Como resultado, notou-se que o cérebro parece ter uma complexa estrutura formada por pequenos espaços especializados nos diferentes sons. Enquanto alguns neurônios reagem às vogais, por exemplo, outros são mais sensíveis ao som das consoantes. “Essas regiões estão espalhadas ao longo do GTS. Quando ouvimos alguém falar, diferentes áreas do cérebro se 'acendem' ao ouvirmos os vários elementos do discurso”, diz, no comunicado à imprensa, Nima Mesgarani, professor assistente da Universidade de Columbia.
“Ao estudar todos os sons da fala em inglês, descobrimos que o cérebro tem uma organização sistemática de unidades básicas de recursos de som, como elementos da tabela periódica”, completa Chang. No estudo, os autores escrevem que esse refinado conjunto de neurônios torna o ser humano capaz de distinguir a fala de seus semelhantes dos demais sons que ouve, dando preferência a ela.
Para Ricardo de Oliveira, neurocientista do Instituto D’or de Pesquisa, o experimento mostra processos importantes do mecanismo de compreensão da fala, mas ainda não consegue descrever toda a dinâmica relacionada a essa habilidade. “A identificação dos sons desses símbolos (letras) em regiões diferentes do cérebro, como vemos nesse trabalho, é só uma parte de como a fala é processada por nós fisiologicamente. Essa é a parte acústica. A compreensão e a interpretação já são pontos diferentes, que envolvem outros processos”, ressalta o brasileiro, que não participou da pesquisa.
Antonio Pereira, neurocientista do Instituto do Cérebro da Universidade Federal do Rio Grande do Norte (UFRN), enfatiza a contribuição do estudo para o entendimento do cérebro. “É importante entendermos como esses processos se aplicam na prática. Podemos comparar com a geopolítica, por exemplo. Ao estudar esse tema, precisamos saber que nações fazem fronteira entre si.
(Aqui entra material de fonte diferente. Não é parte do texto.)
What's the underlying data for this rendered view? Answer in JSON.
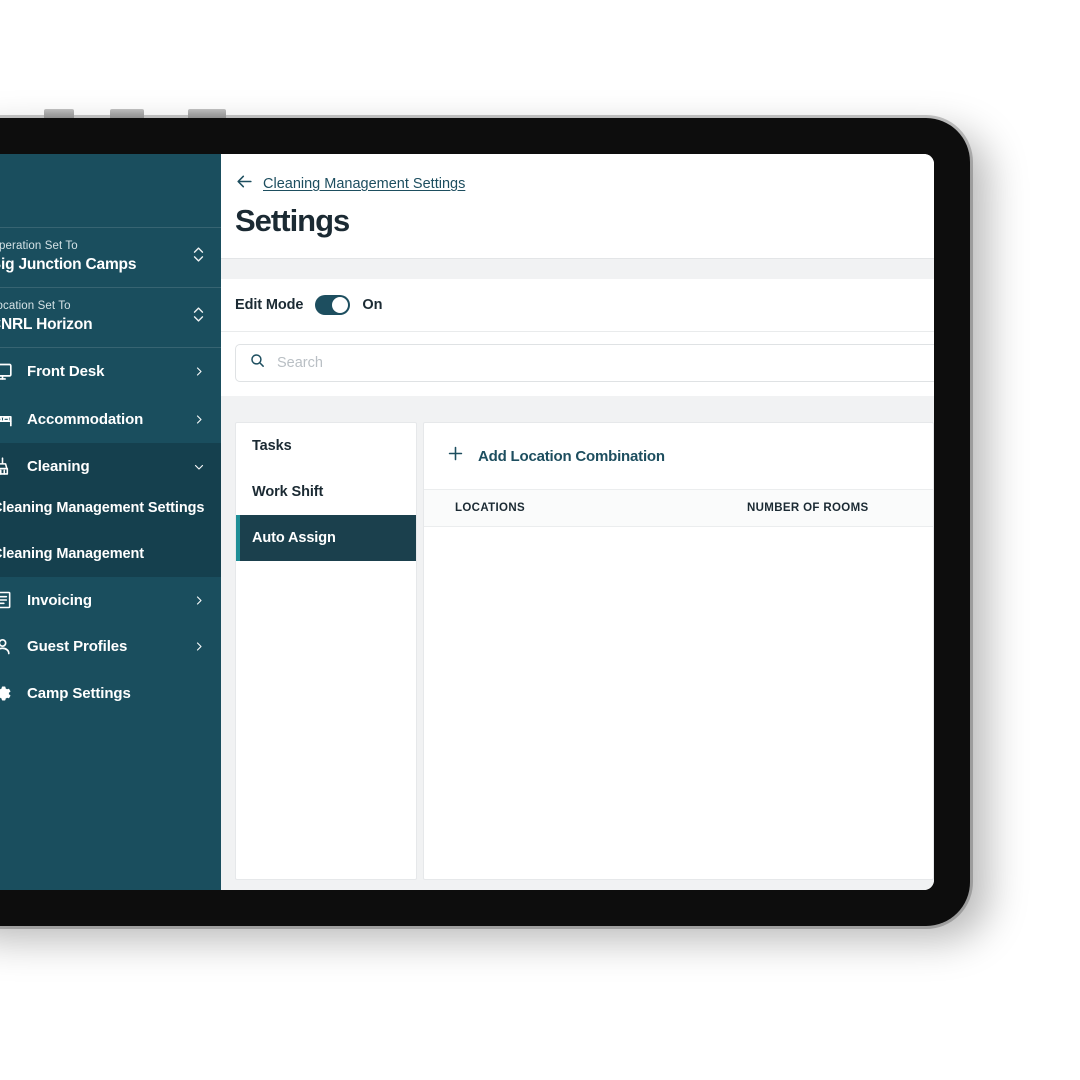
{
  "sidebar": {
    "context": [
      {
        "label": "Operation Set To",
        "value": "Big Junction Camps",
        "icon": "up-down-chevron-icon"
      },
      {
        "label": "Location Set To",
        "value": "CNRL Horizon",
        "icon": "up-down-chevron-icon"
      }
    ],
    "nav": [
      {
        "label": "Front Desk",
        "icon": "monitor-icon",
        "chevron": "chevron-right-icon"
      },
      {
        "label": "Accommodation",
        "icon": "bed-icon",
        "chevron": "chevron-right-icon"
      },
      {
        "label": "Cleaning",
        "icon": "broom-icon",
        "chevron": "chevron-down-icon",
        "expanded": true
      },
      {
        "label": "Invoicing",
        "icon": "invoice-icon",
        "chevron": "chevron-right-icon"
      },
      {
        "label": "Guest Profiles",
        "icon": "person-icon",
        "chevron": "chevron-right-icon"
      },
      {
        "label": "Camp Settings",
        "icon": "gear-icon",
        "chevron": ""
      }
    ],
    "cleaning_children": [
      {
        "label": "Cleaning Management Settings"
      },
      {
        "label": "Cleaning Management"
      }
    ],
    "accent_color": "#1f8e96",
    "background_color": "#1a4e5e",
    "active_group_color": "#15404e"
  },
  "header": {
    "breadcrumb": "Cleaning Management Settings",
    "back_icon": "arrow-left-icon",
    "title": "Settings"
  },
  "edit_mode": {
    "label": "Edit Mode",
    "state": "On",
    "toggle_on": true,
    "toggle_color": "#1d4e5f"
  },
  "search": {
    "placeholder": "Search",
    "value": "",
    "icon": "search-icon"
  },
  "tabs": [
    {
      "label": "Tasks",
      "active": false
    },
    {
      "label": "Work Shift",
      "active": false
    },
    {
      "label": "Auto Assign",
      "active": true
    }
  ],
  "content": {
    "add_button": {
      "label": "Add Location Combination",
      "icon": "plus-icon",
      "color": "#1d4e5f"
    },
    "table": {
      "columns": [
        "LOCATIONS",
        "NUMBER OF ROOMS"
      ],
      "rows": []
    }
  }
}
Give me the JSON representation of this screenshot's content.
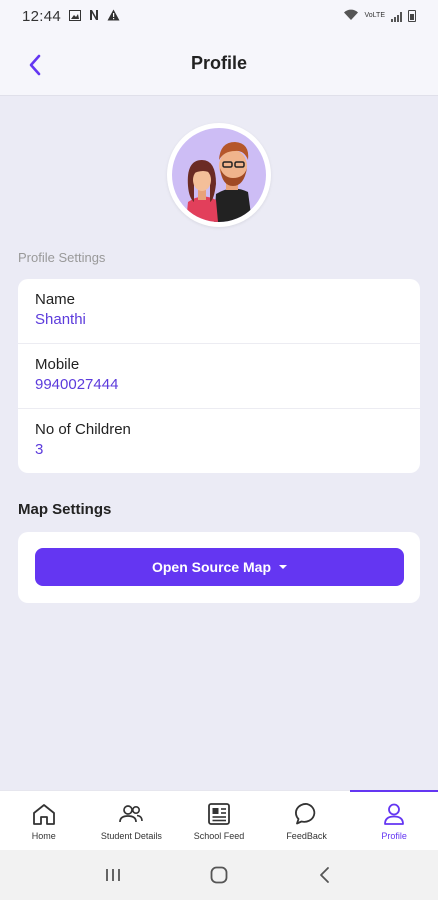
{
  "status_bar": {
    "time": "12:44",
    "network_label": "VoLTE",
    "left_icons": [
      "image-icon",
      "n-icon",
      "warning-icon"
    ],
    "right_icons": [
      "wifi-icon",
      "signal-icon",
      "battery-icon"
    ]
  },
  "header": {
    "title": "Profile",
    "back_icon": "chevron-left-icon"
  },
  "profile_settings": {
    "section_label": "Profile Settings",
    "fields": [
      {
        "label": "Name",
        "value": "Shanthi"
      },
      {
        "label": "Mobile",
        "value": "9940027444"
      },
      {
        "label": "No of Children",
        "value": "3"
      }
    ]
  },
  "map_settings": {
    "title": "Map Settings",
    "button_label": "Open Source Map"
  },
  "bottom_nav": {
    "items": [
      {
        "label": "Home",
        "icon": "home-icon"
      },
      {
        "label": "Student Details",
        "icon": "users-icon"
      },
      {
        "label": "School Feed",
        "icon": "newspaper-icon"
      },
      {
        "label": "FeedBack",
        "icon": "chat-bubble-icon"
      },
      {
        "label": "Profile",
        "icon": "user-icon"
      }
    ],
    "active_index": 4
  },
  "colors": {
    "accent": "#6436F2",
    "value_text": "#5C3BDC",
    "background": "#EBEBF5",
    "avatar_bg": "#CDBDF5"
  }
}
No caso do estudo, temos uma cartografia do cérebro, que permite estudá-lo a fundo”, analisa. “Agora, sabemos também que, com a diferença acústica de cada letra pronunciada, podemos ter reações diferentes do cérebro e que esse ‘ritmo’ no qual o cérebro funciona é essencial para a compreensão humana dos símbolos usados na língua falada”, completa.
Tratamentos
Para Oliveira, outra vantagem do estudo é a esperança de melhora de tratamentos voltados para quem tem problemas relacionados ao entendimento da fala. “Esses achados podem auxiliar na área biológica, já que conseguiríamos desenvolver maneiras de modelar essas regiões nas pessoas que possuem dificuldade de compreensão da fala, por meio de estímulos elétricos, por exemplo”, especula.
Pereira também acredita que as descobertas podem beneficiar a medicina e ajudar no estudo da evolução humana. “Elas podem ter grande valor clínico e também evolutivo para entendermos o que ocorre de diferente no cérebro humano, comparado ao de animais. Nós somos a única espécie que utiliza uma linguagem com características simbólicas para nos comunicarmos. E, certamente, além de decifrarmos esses mecanismos, o desenvolvimento de novas aplicações clínicas ganhará uma melhora fundamental.”